Myopia is on the upswing: Text call shove bump. Text call shove bump. Flash dash fling scatter smash. Flash dash fling scatter smash. Text text text text text. Repeat.

It was just another day, but it had holiday numbers.

Jennifer said, “We need a bigger airport.”

None of what an average traveler looks like, does, or goes through is ever covered in an airline commercial.

It is Black Friday in flip-flops.

Everyone is speeding into a new sunrise, head down, texting or calling, and dressed like it’s the Slobsville bus depot.

Not sure when it started to happen.

Preface: I am not Yves St. Laurent or Emily Post. I have no interest in fashion and red carpets and who is wearing whom.

However, I don’t go to airports looking like Moondoggie.

Cole Porter referred to a “glimpse of stocking as something shocking.”

He didn’t live long enough to see that anything really goes.

A few days ago I read an article about the new, relaxed dress code at public schools in Alameda, California.

I am, thankfully, not an Alameda public-school teacher.

Midriff-baring shirts are acceptable. So are tank tops with spaghetti straps, micro-miniskirts and short shorts.

I can’t see any good coming from this, except the attendance rate overall will be higher than ever.
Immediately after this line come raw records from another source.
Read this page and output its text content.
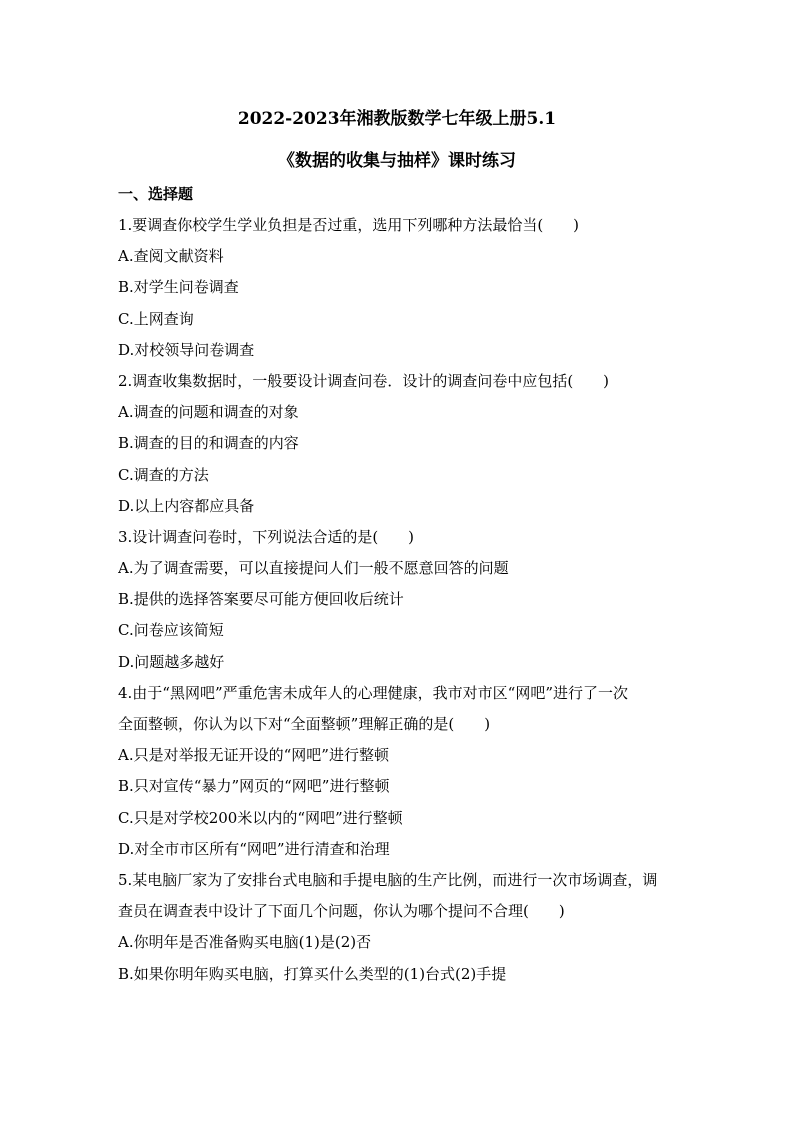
2022-2023年湘教版数学七年级上册5.1
《数据的收集与抽样》课时练习
一、选择题
1.要调查你校学生学业负担是否过重，选用下列哪种方法最恰当(　　)
A.查阅文献资料
B.对学生问卷调查
C.上网查询
D.对校领导问卷调查
2.调查收集数据时，一般要设计调查问卷．设计的调查问卷中应包括(　　)
A.调查的问题和调查的对象
B.调查的目的和调查的内容
C.调查的方法
D.以上内容都应具备
3.设计调查问卷时，下列说法合适的是(　　)
A.为了调查需要，可以直接提问人们一般不愿意回答的问题
B.提供的选择答案要尽可能方便回收后统计
C.问卷应该简短
D.问题越多越好
4.由于“黑网吧”严重危害未成年人的心理健康，我市对市区“网吧”进行了一次
全面整顿，你认为以下对“全面整顿”理解正确的是(　　)
A.只是对举报无证开设的“网吧”进行整顿
B.只对宣传“暴力”网页的“网吧”进行整顿
C.只是对学校200米以内的“网吧”进行整顿
D.对全市市区所有“网吧”进行清查和治理
5.某电脑厂家为了安排台式电脑和手提电脑的生产比例，而进行一次市场调查，调
查员在调查表中设计了下面几个问题，你认为哪个提问不合理(　　)
A.你明年是否准备购买电脑(1)是(2)否
B.如果你明年购买电脑，打算买什么类型的(1)台式(2)手提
One 14-year-old boy (who is probably thanking his lucky stars) said, “If someone is wearing a short shirt and you can see her stomach, it’s not her fault that she’s distracting other people.”
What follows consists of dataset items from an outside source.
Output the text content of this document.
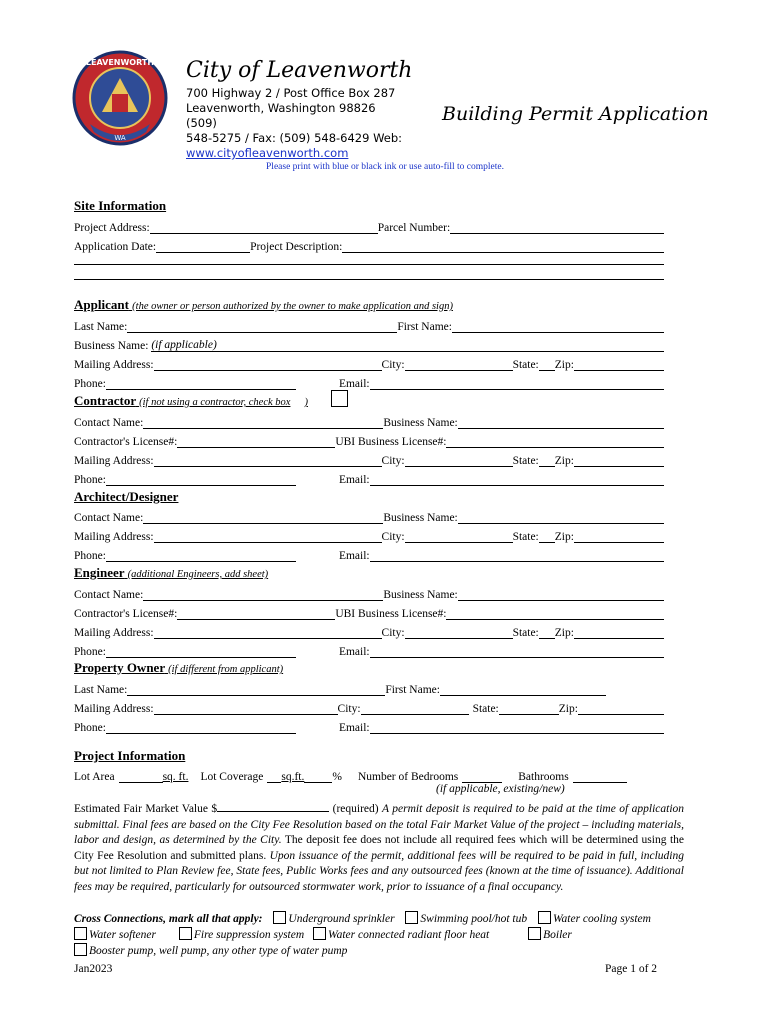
LEAVENWORTH
WA
City of Leavenworth
700 Highway 2 / Post Office Box 287
Leavenworth, Washington 98826 (509)
548-5275 / Fax: (509) 548-6429 Web:
www.cityofleavenworth.com
Building Permit Application
Please print with blue or black ink or use auto-fill to complete.
Site Information
Project Address:	Parcel Number:
Application Date:	Project Description:
Applicant (the owner or person authorized by the owner to make application and sign)
Last Name:	First Name:
Business Name:
(if applicable)
Mailing Address:	City:	State: Zip:
Phone:	Email:
Contractor (if not using a contractor, check box )
Contact Name:	Business Name:
Contractor's License#:	UBI Business License#:
Mailing Address:	City:	State: Zip:
Phone:	Email:
Architect/Designer
Contact Name:	Business Name:
Mailing Address:	City:	State: Zip:
Phone:	Email:
Engineer (additional Engineers, add sheet)
Contact Name:	Business Name:
Contractor's License#:	UBI Business License#:
Mailing Address:	City:	State: Zip:
Phone:	Email:
Property Owner (if different from applicant)
Last Name:	First Name:
Mailing Address:	City:	State:	Zip:
Phone:	Email:
Project Information
Lot Area	sq. ft. Lot Coverage sq.ft. % Number of Bedrooms	Bathrooms
(if applicable, existing/new)
Estimated Fair Market Value $	(required) A permit deposit is required to be paid at the time of application submittal. Final fees are based on the City Fee Resolution based on the total Fair Market Value of the project – including materials, labor and design, as determined by the City. The deposit fee does not include all required fees which will be determined using the City Fee Resolution and submitted plans. Upon issuance of the permit, additional fees will be required to be paid in full, including but not limited to Plan Review fee, State fees, Public Works fees and any outsourced fees (known at the time of issuance). Additional fees may be required, particularly for outsourced stormwater work, prior to issuance of a final occupancy.
Cross Connections, mark all that apply: Underground sprinkler Swimming pool/hot tub Water cooling system
Water softener	Fire suppression system Water connected radiant floor heat	Boiler
Booster pump, well pump, any other type of water pump
Jan2023	Page 1 of 2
Back to DIA: It’s barefoot in the park at security. Flip-flops come off and all ages can be seen walking on flooring that is hopping mad with particulates.

I saw feet and other things that some people probably pay to see.

I dodged and Jennifer dodged. People came at us (see Bruegel’s painting) from every direction, head down, intent and oblivious.

You might think I’m kidding here, but the place is obnoxious.

Jennifer became ill from it.

There is a different mentality at airports now that is no different than swap meets and garage sales. Come as you are. Be as rude as you want.

And don’t forget your phone.

And don’t forget that the man next to the man next to the man wants hear you yell-tell exactly when you’ll be home.

It’s too late. It’s over. We’re bums. We’re selfish, self-absorbed bums, and there is nothing different or special about an airport.

An international airport is a 24-hour-a-day miracle of technology and organization and coordination. I see people who belch and cough and blurt, like they’re at home in a faux-wood paneled rec room, wearing unbuttoned pants after a bovine casserole.

I know Charles Dickens would love it if he were around. No one wrote about the foibles of human behavior better than he did.

Go back to Bruegel: That’s me, the inverted toad, bottom center. Conceded to what is happening all around me. Croak.